Evitera-t-on à Madagascar cette douloureuse épreuve, ou au contraire l’autoritarisme de M. Augagneur hâtera-t-il, par l’empressement à liquider, la banqueroute à laquelle, à l’entendre, l’autocratie du général Galliéni aurait acculé Madagascar ? Quoiqu’il en soit, le mot de banqueroute lui-même — d’ailleurs bien gros — ne devrait pas nous effrayer. Après Law, après Brienne, après les assignats, la France s’est relevée de bien plus rudes crises, et elles ne sont pas aussi graves pour une colonie que pour une métropole. Madagascar, pays neuf, a de grandes ressources, la plupart inconnues ou mal connues. Il s’agit de savoir, ensuite de vouloir : dans cette vaste colonie, ceux qui ont voulu ne savaient pas encore grand’chose et devaient être fatalement intimidés au milieu de leur action par les critiques précises ; ceux qui savent n’ont plus l’audace ou la largeur d’esprit de vouloir. Par haine du bluff, on est porté à limiter la colonisation à de la stricte comptabilité : politique de prudence mais de peu de portée. Le docteur Augagneur prescrit la diète là où les Américains recommanderaient la suralimentation : ce sont deux extrêmes. De la race française, plus que d’aucune autre, c’est la volonté qu’il faut exciter à l’action et c’est de la persévérance qu’il importe d’exiger. Des insuccès mêmes de la première colonisation prospérera la seconde colonisation, qui bénéficie toujours des soldes. On a payé les erreurs et les témérités : il est temps de recueillir le fruit de l’expérience. Les faillites et les morts sont des enseignemens.

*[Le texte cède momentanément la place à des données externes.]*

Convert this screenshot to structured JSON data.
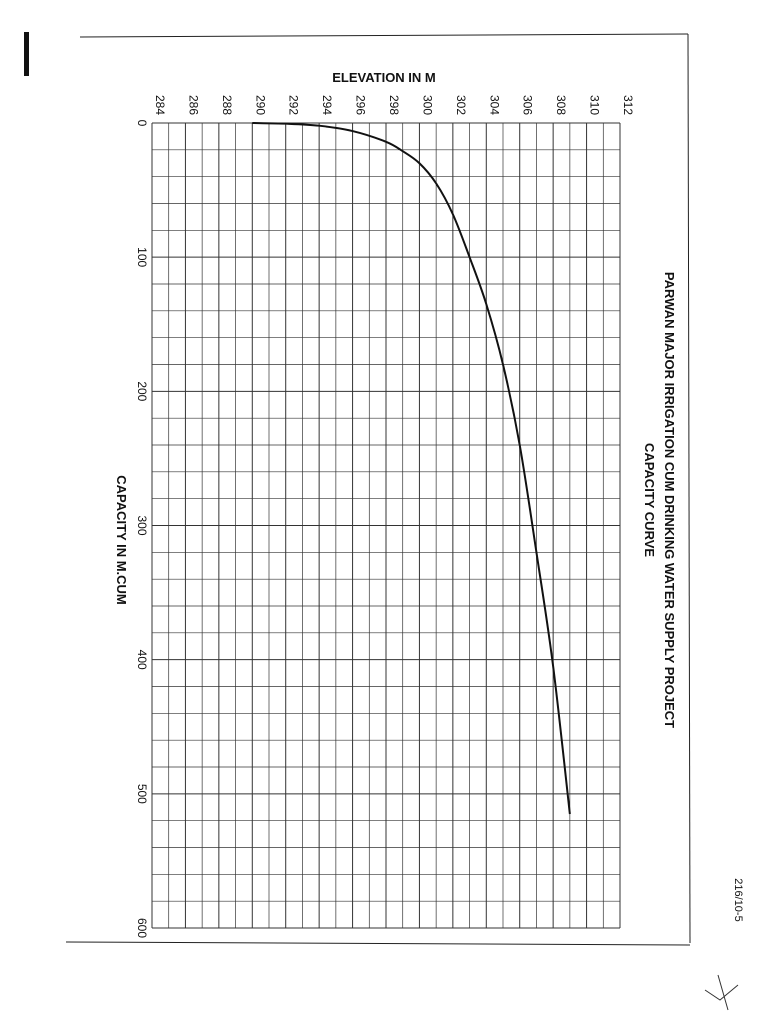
{
  "chart_data": {
    "type": "line",
    "title": "PARWAN MAJOR IRRIGATION CUM DRINKING WATER SUPPLY PROJECT",
    "subtitle": "CAPACITY CURVE",
    "xlabel": "ELEVATION IN M",
    "ylabel": "CAPACITY IN M.CUM",
    "xlim": [
      284,
      312
    ],
    "ylim": [
      0,
      600
    ],
    "x_ticks": [
      "284",
      "286",
      "288",
      "290",
      "292",
      "294",
      "296",
      "298",
      "300",
      "302",
      "304",
      "306",
      "308",
      "310",
      "312"
    ],
    "y_ticks": [
      "0",
      "100",
      "200",
      "300",
      "400",
      "500",
      "600"
    ],
    "grid": true,
    "series": [
      {
        "x": [
          290,
          292,
          294,
          296,
          298,
          299,
          300,
          301,
          302,
          303,
          304,
          305,
          306,
          307,
          308,
          309
        ],
        "y": [
          0,
          0.5,
          2,
          6,
          14,
          21,
          30,
          45,
          68,
          100,
          135,
          180,
          240,
          320,
          405,
          515
        ]
      }
    ]
  },
  "colors": {
    "ink": "#111111",
    "grid": "#333333",
    "paper": "#ffffff"
  },
  "annotations": {
    "margin_note": "216/10-5"
  }
}
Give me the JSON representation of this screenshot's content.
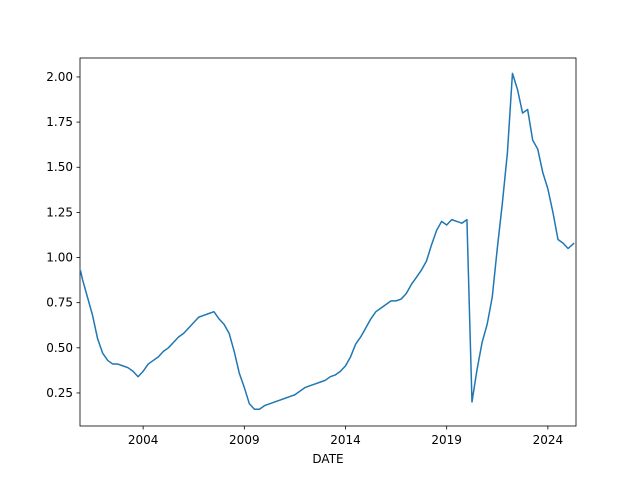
{
  "chart_data": {
    "type": "line",
    "xlabel": "DATE",
    "series": [
      {
        "color": "#1f77b4",
        "x": [
          2000.9,
          2001.0,
          2001.25,
          2001.5,
          2001.75,
          2002.0,
          2002.25,
          2002.5,
          2002.75,
          2003.0,
          2003.25,
          2003.5,
          2003.75,
          2004.0,
          2004.25,
          2004.5,
          2004.75,
          2005.0,
          2005.25,
          2005.5,
          2005.75,
          2006.0,
          2006.25,
          2006.5,
          2006.75,
          2007.0,
          2007.25,
          2007.5,
          2007.75,
          2008.0,
          2008.25,
          2008.5,
          2008.75,
          2009.0,
          2009.25,
          2009.5,
          2009.75,
          2010.0,
          2010.25,
          2010.5,
          2010.75,
          2011.0,
          2011.25,
          2011.5,
          2011.75,
          2012.0,
          2012.25,
          2012.5,
          2012.75,
          2013.0,
          2013.25,
          2013.5,
          2013.75,
          2014.0,
          2014.25,
          2014.5,
          2014.75,
          2015.0,
          2015.25,
          2015.5,
          2015.75,
          2016.0,
          2016.25,
          2016.5,
          2016.75,
          2017.0,
          2017.25,
          2017.5,
          2017.75,
          2018.0,
          2018.25,
          2018.5,
          2018.75,
          2019.0,
          2019.25,
          2019.5,
          2019.75,
          2020.0,
          2020.25,
          2020.5,
          2020.75,
          2021.0,
          2021.25,
          2021.5,
          2021.75,
          2022.0,
          2022.25,
          2022.5,
          2022.75,
          2023.0,
          2023.25,
          2023.5,
          2023.75,
          2024.0,
          2024.25,
          2024.5,
          2024.75,
          2025.0,
          2025.3
        ],
        "values": [
          0.93,
          0.88,
          0.78,
          0.68,
          0.55,
          0.47,
          0.43,
          0.41,
          0.41,
          0.4,
          0.39,
          0.37,
          0.34,
          0.37,
          0.41,
          0.43,
          0.45,
          0.48,
          0.5,
          0.53,
          0.56,
          0.58,
          0.61,
          0.64,
          0.67,
          0.68,
          0.69,
          0.7,
          0.66,
          0.63,
          0.58,
          0.48,
          0.36,
          0.28,
          0.19,
          0.16,
          0.16,
          0.18,
          0.19,
          0.2,
          0.21,
          0.22,
          0.23,
          0.24,
          0.26,
          0.28,
          0.29,
          0.3,
          0.31,
          0.32,
          0.34,
          0.35,
          0.37,
          0.4,
          0.45,
          0.52,
          0.56,
          0.61,
          0.66,
          0.7,
          0.72,
          0.74,
          0.76,
          0.76,
          0.77,
          0.8,
          0.85,
          0.89,
          0.93,
          0.98,
          1.07,
          1.15,
          1.2,
          1.18,
          1.21,
          1.2,
          1.19,
          1.21,
          0.2,
          0.38,
          0.53,
          0.63,
          0.78,
          1.05,
          1.3,
          1.58,
          2.02,
          1.93,
          1.8,
          1.82,
          1.65,
          1.6,
          1.47,
          1.38,
          1.25,
          1.1,
          1.08,
          1.05,
          1.08
        ]
      }
    ],
    "xlim": [
      2000.88,
      2025.39
    ],
    "xticks": [
      2004,
      2009,
      2014,
      2019,
      2024
    ],
    "ylim": [
      0.067,
      2.105
    ],
    "yticks": [
      {
        "value": 0.25,
        "label": "0.25"
      },
      {
        "value": 0.5,
        "label": "0.50"
      },
      {
        "value": 0.75,
        "label": "0.75"
      },
      {
        "value": 1.0,
        "label": "1.00"
      },
      {
        "value": 1.25,
        "label": "1.25"
      },
      {
        "value": 1.5,
        "label": "1.50"
      },
      {
        "value": 1.75,
        "label": "1.75"
      },
      {
        "value": 2.0,
        "label": "2.00"
      }
    ]
  }
}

Au milieu de l’active et gracieuse Tamatave, au cœur même de la ville, s’étend son cimetière, plus grand jardin silencieux au milieu des nombreux jardinets de la cité neuve. Ce qu’on sent de puissamment émouvant dans un cimetière colonial, c’est que c’est par lui aussi, et parfois surtout, qu’une race prend possession d’une terre exotique. Il est le premier, le plus constant et le plus touchant monument historique de l’occupation. Ici, à Tamatave, il est le gage, la preuve indiscutable de l’importance qu’a eue la population créole dans la francisation de Madagascar : on ne viendra pas renier ses morts devant ses tombes. Elles se mêlent à celles des soldats, des fonctionnaires, des colons venus d’Europe, elles les embrassent même : les lianes qu’y ont plantées souvent de pauvres négresses, s’attachant au sol, sont allées nouer inextricablement les croix où se lisent les noms de Bretons et d’Alsaciens-Lorrains. Souvent on ne distingue plus d’inscription tant l’humidité des tropiques a vite recouvert de mousse verte le bois, la pierre ou le fer. L’émotion est anonyme et la prière est commune, — prière au passé des uns, sollicitation à l’avenir des autres. Ce spectacle de la mort est une leçon d’entente, et il ne saurait être autre chose pour la race alerte des Français.


MARIUS-ARY LEBLOND.


  1. Voyez la Revue du 1er janvier, du 15 mars, du 1er avril, du 15 juin et du 1er août 1907.